Optica Names Rob Devlin the 2025 Kevin P. Thompson Optical Design Innovator Award Recipient
(SOURCE: Optica.org) Boston, MA – Feb, 2025 – Optica is pleased to announce that Rob Devlin, Metalenz Inc, USA, has been selected as the 2025 recipient of the Kevin P. Thompson Optical Design Innovator Award. Devlin is honored for critical contributions to foundational optical metasurface design, pioneering leadership to commercialize metasurface optics, and product development of the first polarization sensor for consumer markets, leveraging on semiconductor foundries for mass production of metaoptics.

Devlin is co-founder and CEO of Metalenz, the first company to commercialize metasurface technology for mass markets. He holds a BS and MS in Electrical Engineering and Materials Science from Drexel University and a PhD in Applied Physics from Harvard University in the lab of Professor Federico Capasso.
His research has spanned the topics of nanofabrication, nanophotonics, and materials science. He has authored or co-authored 20+ publications that have provided critical advances and first demonstrations in the field of metasurfaces, including the first demonstration of high-quality visible images taken with metasurface optics. Science Magazine recognized this work as a Top 10 Breakthrough of 2016, and in the same year, Devlin co-founded Metalenz with Professor Capasso and Bart Riley.
At Metalenz, Devlin and his team scaled metasurfaces to be manufactured in standard semiconductor foundries and, as a result, launched metasurfaces into the market, announcing the first metasurfaces in consumer devices in partnership with ST Microelectronics. There are currently more than 100M metasurfaces across consumer and IoT markets resulting from the commercialization efforts at Metalenz. In 2024, the company demonstrated the world’s simplest, secure face authentication solution—Polar ID.
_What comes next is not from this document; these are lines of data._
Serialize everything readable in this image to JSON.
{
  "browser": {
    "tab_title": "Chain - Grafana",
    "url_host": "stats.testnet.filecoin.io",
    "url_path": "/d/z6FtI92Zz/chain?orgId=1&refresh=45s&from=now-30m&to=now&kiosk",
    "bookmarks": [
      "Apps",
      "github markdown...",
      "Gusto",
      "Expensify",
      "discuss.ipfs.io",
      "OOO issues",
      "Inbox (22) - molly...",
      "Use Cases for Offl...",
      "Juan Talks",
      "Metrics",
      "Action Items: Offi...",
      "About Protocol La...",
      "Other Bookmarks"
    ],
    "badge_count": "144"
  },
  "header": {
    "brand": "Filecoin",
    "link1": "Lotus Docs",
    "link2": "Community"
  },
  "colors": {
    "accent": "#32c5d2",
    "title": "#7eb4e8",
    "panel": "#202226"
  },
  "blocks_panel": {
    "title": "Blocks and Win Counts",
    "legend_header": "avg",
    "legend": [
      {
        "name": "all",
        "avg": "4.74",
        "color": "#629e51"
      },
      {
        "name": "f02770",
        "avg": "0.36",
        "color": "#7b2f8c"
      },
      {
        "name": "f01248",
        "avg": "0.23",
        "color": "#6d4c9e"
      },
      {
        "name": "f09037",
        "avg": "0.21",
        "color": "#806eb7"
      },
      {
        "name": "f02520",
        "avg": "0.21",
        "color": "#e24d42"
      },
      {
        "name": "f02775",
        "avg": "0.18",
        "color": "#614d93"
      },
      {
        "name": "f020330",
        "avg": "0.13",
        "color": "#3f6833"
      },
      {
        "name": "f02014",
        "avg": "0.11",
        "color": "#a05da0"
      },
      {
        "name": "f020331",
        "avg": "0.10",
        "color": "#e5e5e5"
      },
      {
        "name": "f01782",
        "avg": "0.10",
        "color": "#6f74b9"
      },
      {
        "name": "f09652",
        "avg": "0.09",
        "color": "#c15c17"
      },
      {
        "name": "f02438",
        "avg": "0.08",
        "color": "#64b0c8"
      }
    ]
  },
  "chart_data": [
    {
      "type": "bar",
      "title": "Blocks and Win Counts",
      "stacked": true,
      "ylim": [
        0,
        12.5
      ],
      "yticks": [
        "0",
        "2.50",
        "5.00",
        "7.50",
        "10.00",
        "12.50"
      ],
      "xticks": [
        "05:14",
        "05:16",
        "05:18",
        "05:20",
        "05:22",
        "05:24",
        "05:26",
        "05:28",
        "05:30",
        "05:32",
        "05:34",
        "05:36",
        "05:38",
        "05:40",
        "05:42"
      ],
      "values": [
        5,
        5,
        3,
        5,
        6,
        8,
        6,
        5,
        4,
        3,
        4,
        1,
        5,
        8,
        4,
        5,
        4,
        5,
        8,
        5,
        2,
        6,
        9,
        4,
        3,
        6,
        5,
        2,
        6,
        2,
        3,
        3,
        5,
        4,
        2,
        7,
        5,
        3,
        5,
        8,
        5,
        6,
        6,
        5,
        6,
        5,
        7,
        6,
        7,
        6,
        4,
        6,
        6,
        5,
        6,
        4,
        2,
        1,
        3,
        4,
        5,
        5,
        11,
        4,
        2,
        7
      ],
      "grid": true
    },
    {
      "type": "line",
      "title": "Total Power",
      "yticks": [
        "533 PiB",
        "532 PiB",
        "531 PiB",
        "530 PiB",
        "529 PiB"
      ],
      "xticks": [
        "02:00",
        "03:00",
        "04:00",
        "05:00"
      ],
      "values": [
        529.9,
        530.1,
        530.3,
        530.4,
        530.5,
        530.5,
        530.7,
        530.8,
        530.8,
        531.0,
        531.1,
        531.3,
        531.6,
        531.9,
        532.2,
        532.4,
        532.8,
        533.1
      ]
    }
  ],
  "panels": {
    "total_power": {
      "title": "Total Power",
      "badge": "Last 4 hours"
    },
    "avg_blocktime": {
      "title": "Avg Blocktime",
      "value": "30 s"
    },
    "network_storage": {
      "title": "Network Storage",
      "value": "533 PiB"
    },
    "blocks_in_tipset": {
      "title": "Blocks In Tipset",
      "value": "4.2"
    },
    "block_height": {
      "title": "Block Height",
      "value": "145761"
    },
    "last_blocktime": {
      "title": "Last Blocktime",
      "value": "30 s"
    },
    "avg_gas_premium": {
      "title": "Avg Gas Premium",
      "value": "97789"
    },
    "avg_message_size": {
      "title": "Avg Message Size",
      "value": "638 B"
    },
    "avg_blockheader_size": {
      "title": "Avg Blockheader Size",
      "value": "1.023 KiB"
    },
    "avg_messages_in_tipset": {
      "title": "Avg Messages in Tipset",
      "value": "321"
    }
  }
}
Established in 2017, the Optical Design Innovator Award recognizes significant contributions, at an early career stage, to lens design, optical engineering, or metrology as evidenced by one or more of the following: innovative and rigorous research, optical system design with a foundation in aberration theory, development of advanced metrology capabilities, product development and patents or publications. The award honors Kevin P. Thompson, whose many other accomplishments include leading breakthroughs in the understanding of the aberration fields of a new class of truly non-symmetric optical systems using freeform optical surfaces. It is endowed by several supporters including Jannick Rolland and Synopsys.